Views serves as the gate keeper and retrieval tool for any data requested from the Canary Historian archive. Views not only processes the data query request, it also authorizes and authenticates the user.

Both Calculation Server and Events connect to the Canary Historian through the Views service. Data that is produced within the Calculation Server is written back to the Canary Historian via the Sender. Data that is produced as part of Events, is written to a locally stored SQLite database. Views can also serve this Event data to clients as well as the data within the Canary Historian.

Additional representations of the historical data can be constructed using the Views service as well. Virtual Views allow for the application of data structure changes, tag aliasing, and asset modeling on top of the Canary Historian without altering the historical archive. When clients request data from the Views, they can browse not only the Canary Historian as it is archived, but additional Virtual Views as well.

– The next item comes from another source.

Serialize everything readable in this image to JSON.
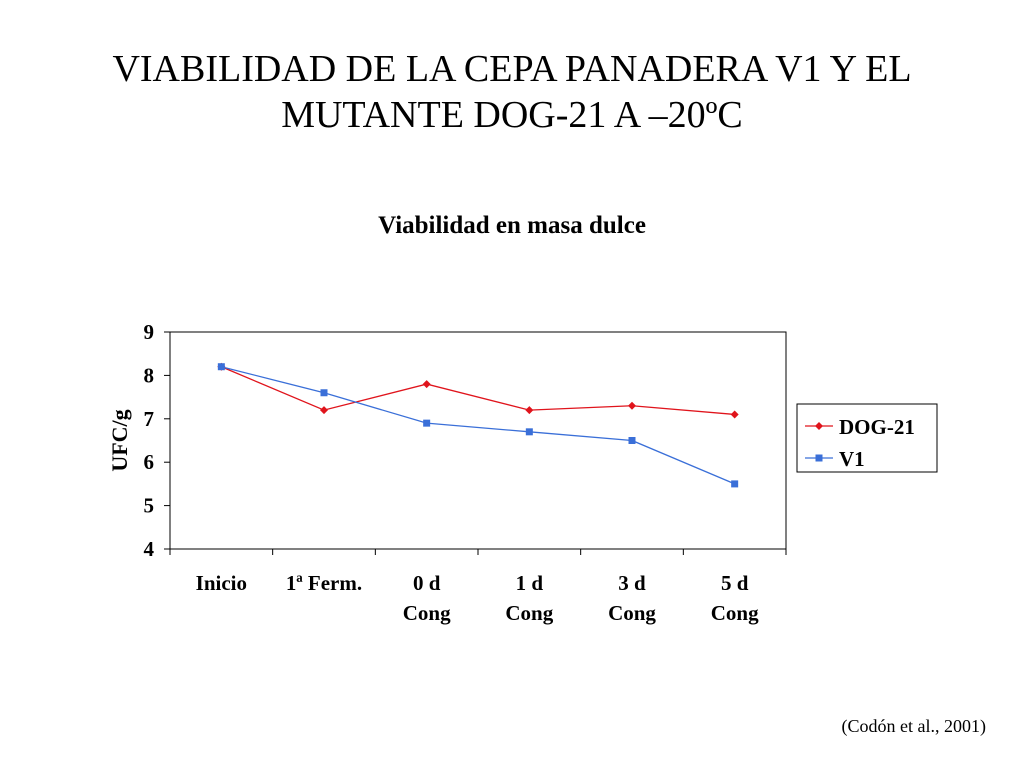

Additionally in Version 21 of the Canary System, the Views service can be used to stitch together multiple Canary Historians and/or multiple Virtual Views so that a client may browse one volume even though it may be spread across multiple servers. This feature allows for unlimited scalability for large systems with millions of tags.

Moving Data Using the Mirror

The Mirror allows for the scheduled duplication of DataSets from one Canary Historian to another. Typically, a dual logging approach would be recommended as this provides for the arrival of data to both historians in near real time.

However, certain use cases warrant the Mirror over dual logging. These can include brown-field projects that would require too much effort to reconfigure logging sessions or architectures that require strict bandwidth constraints.

The Mirror works by connecting to the Views service of a remote Canary Historian that it will 'pull' data from. The Mirror snapshots the existing volume and duplicates it within the local Canary Historian.

Client Load Balancing

Systems that have large client interaction, typically more than 50 concurrent clients, may consider load balancing the Canary System by creating two separate Views options, one dedicated for Axiom clients, the other for APIs and other 3rd-party applications.

This architecture is preferred when APIs are used to connect to the Canary System as it isolates those API calls from Axiom and Excel Add-in client activity. This best practice prevents system slow down for Canary client tools should 3rd party applications draw too many resources.

Cloud Architectures

Canary System components may be installed in cloud solutions such as Azure, AWS, or Google as long as system requirements are met (Windows Server 2012+ and .NET Framework 4.7+). These installations should have Canary Data Collectors and Senders local to the data and have the flexibility of using Canary and third party client tools as needed. Additional Canary components may be installed in the Cloud (Calculation Server, Events, Publisher, etc) although they are not represented in the above drawing for simplicity's sake.